Thursday, October 6, 2011

dear 16 year old Jody

Dear 16 year old Jody,

Are you ready for the ride of your lifetime?  Gear up and hold on, it's going to be one heck of a ride.  Congratulations on making it to 16, trust me you have a long way to go.

You haven't yet acknowledged your true inner beauty, but you will.  Embrace your body.  Heck you may have no curves and a stick-like shape, but you're beautiful.  And when someone makes comments about your body type: laugh it off.  If you don't, it will affect you more than you think. People's opinions aren't as important as you think they are.  Remember that you know who you are. You'll make mistakes, you'll wear some clothes that you probably shouldn't, but you'll learn.

Oh, and the acne!! It gets better, trust me. Don't wear too much concealer and cover-up. Pull your bangs back, you're beautiful!

Please be nice to mom and dad.  I know you're hormonal and moody, but they know more than you think they do.  Guess what?  In a few years, you and mom are going to be best friends and you're still going to be a daddy's girl.  You may think that they're "not cool" now, but later on, you're going to be thankful for their rules and curfew.  It really is because they love you.  Also, watch their marriage closely.  You'll want to aspire to them one day.  And yes, dad will always be waiting by the window if you're late for curfew!

Cling to those who make you feel good about yourself.  Avoid those who don't! Continue to encourage and embrace your compassion.  Some of the friends you have now are the one's you'll have for a long time.

Embrace your confidence!  This is one of the best times in your life: carefree days and long nights!  Continue to eat 2 combos here and there!  The media is a lie and you don't have to be a size 0! Keep this in mind for the next 7 years! There will be temptation along the way, but remember who you are!  Obsession doesn't make you happier, trust me.  Never change for anyone, but yourself.  Along the way you'll make healthier lifestyle choices, but remember, diet is not in your vocabulary!  Pray before you make any decision.  Remember your body is a temple and keep your priorities in line.

Your insecurities are important! Find someone to console in, please!

Be prepared for a heartbreak here and there. It's worth it! But don't give your heart away too easily. And trust me on this one - right now your friends are more important than any boy that comes your way!

Don't drive on roads that have too much snow!

Jody, and most importantly, keep your eyes focused on God.  Continue to pray for your friends, they'll be okay!  Living as a Christ-Follower is much more worth it, but you know that already.  It may feel like a drag at times, but trust me, you make the right decisions.   Right now, you may think that there are a lot of grey areas, but a lot of things are more black and white than you think they are.  Continue to focus on Him!

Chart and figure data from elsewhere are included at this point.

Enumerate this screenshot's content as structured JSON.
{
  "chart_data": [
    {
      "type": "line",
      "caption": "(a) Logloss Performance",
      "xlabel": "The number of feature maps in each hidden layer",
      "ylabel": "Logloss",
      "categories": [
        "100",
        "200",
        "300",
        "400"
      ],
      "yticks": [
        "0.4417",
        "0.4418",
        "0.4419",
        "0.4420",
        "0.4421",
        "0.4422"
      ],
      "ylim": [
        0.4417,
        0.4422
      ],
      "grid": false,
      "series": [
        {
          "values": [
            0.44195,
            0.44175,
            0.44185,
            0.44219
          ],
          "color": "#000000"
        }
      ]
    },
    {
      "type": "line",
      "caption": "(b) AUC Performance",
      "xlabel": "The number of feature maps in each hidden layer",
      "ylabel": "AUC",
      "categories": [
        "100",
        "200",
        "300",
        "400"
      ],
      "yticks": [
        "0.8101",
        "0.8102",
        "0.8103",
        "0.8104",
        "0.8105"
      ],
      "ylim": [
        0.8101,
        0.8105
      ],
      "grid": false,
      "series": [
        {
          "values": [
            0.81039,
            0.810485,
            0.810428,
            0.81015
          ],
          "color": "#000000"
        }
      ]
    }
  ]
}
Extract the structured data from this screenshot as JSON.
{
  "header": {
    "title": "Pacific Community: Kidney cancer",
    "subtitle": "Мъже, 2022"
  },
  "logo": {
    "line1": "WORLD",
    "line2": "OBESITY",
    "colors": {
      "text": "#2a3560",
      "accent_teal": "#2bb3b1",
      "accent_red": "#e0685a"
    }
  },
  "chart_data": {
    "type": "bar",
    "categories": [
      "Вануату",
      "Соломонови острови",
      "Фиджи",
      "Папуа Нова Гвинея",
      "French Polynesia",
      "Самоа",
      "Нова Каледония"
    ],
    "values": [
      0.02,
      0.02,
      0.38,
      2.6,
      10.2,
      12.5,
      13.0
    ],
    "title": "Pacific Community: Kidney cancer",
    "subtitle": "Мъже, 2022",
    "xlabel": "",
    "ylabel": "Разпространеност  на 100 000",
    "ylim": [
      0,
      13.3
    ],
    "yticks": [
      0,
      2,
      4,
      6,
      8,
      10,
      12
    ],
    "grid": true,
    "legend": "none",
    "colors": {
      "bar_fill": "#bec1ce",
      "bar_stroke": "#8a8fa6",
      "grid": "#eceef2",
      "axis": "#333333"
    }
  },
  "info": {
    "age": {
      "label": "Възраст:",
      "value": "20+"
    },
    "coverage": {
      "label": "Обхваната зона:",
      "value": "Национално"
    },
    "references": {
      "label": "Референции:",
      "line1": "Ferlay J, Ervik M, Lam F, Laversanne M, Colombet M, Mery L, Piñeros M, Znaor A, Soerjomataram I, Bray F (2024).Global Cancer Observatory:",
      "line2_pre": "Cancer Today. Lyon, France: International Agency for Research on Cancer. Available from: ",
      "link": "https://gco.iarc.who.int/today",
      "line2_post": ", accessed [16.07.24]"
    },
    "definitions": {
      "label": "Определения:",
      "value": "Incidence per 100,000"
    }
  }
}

Oh and just so you know, you haven't met your husband yet! :) He's worth the wait!

God blesses the broken road

I wrote this post a while ago, and figured I should publish it.

It's been over a month now.  The grieving process has been an emotional roller coaster.  I've had some really easy weeks and some really hard weeks.  I thought it was over, but I don't think it will be over for a while.  Here's a little part of my grieving process.

What bothers me most about this past month is in my head I feel like people have been pretending I was never pregnant.  At first I liked this because then to me it felt like it was all a dream and much easier to deal with.  I would tell myself things like I was only 11 weeks, good thing I was barely even showing, it's for the better, I will get pregnant again, eventually...but something changed.  I don't really feel those things anymore. Despite the fact I was barely showing and only 11 weeks, I was still pregnant. This will always and forever be my first child. He/she had a soul and is now waiting for me and Texan's arrival to heaven. I can barely wait for the day.

Last week another person asked me how far along I was. This time I was thankful and am reminded of the fact that today I would have been 16 weeks and 2 days, almost half way there.  I probably would have had my ultrasound pictures and be showing them off to everybody.  By now I would be showing.  I would still be searching for a perfect baby name. Dreaming about the nursery.  Probably not be fitting in my skinnies and wouldn't really care.

What I would tell somebody who had an early miscarriage?  I believe every situation is different and can't really be compared, but the one thing I would tell them is what a good friend told me.  I went to youth a week or two after miscarrying and one of the first things she said when she looked at me is you don't have to be so strong.

I guess I felt I didn't really deserve to be outwardly sad for too long.  It's something I struggle with.  Everyone else's situations are always more important than mine.

In my heart there is still a hole and sadness, but life is moving on.  My husband and I just celebrated 3 very short years of marriage and he still gives me back rubs, just because. I'm loving youth ministry more than ever.  I am continuing to take night classes and am finally motivated. I am thankful for Texan's job and my job! My brother sold his first house, actually his house; I'm thankful for that.  God has given us sunshine this week, and I'm thankful for that.

I know that despite the sad feelings I have, God is always good!

We'll be there soon, Baby Funk! <3 With lots of love.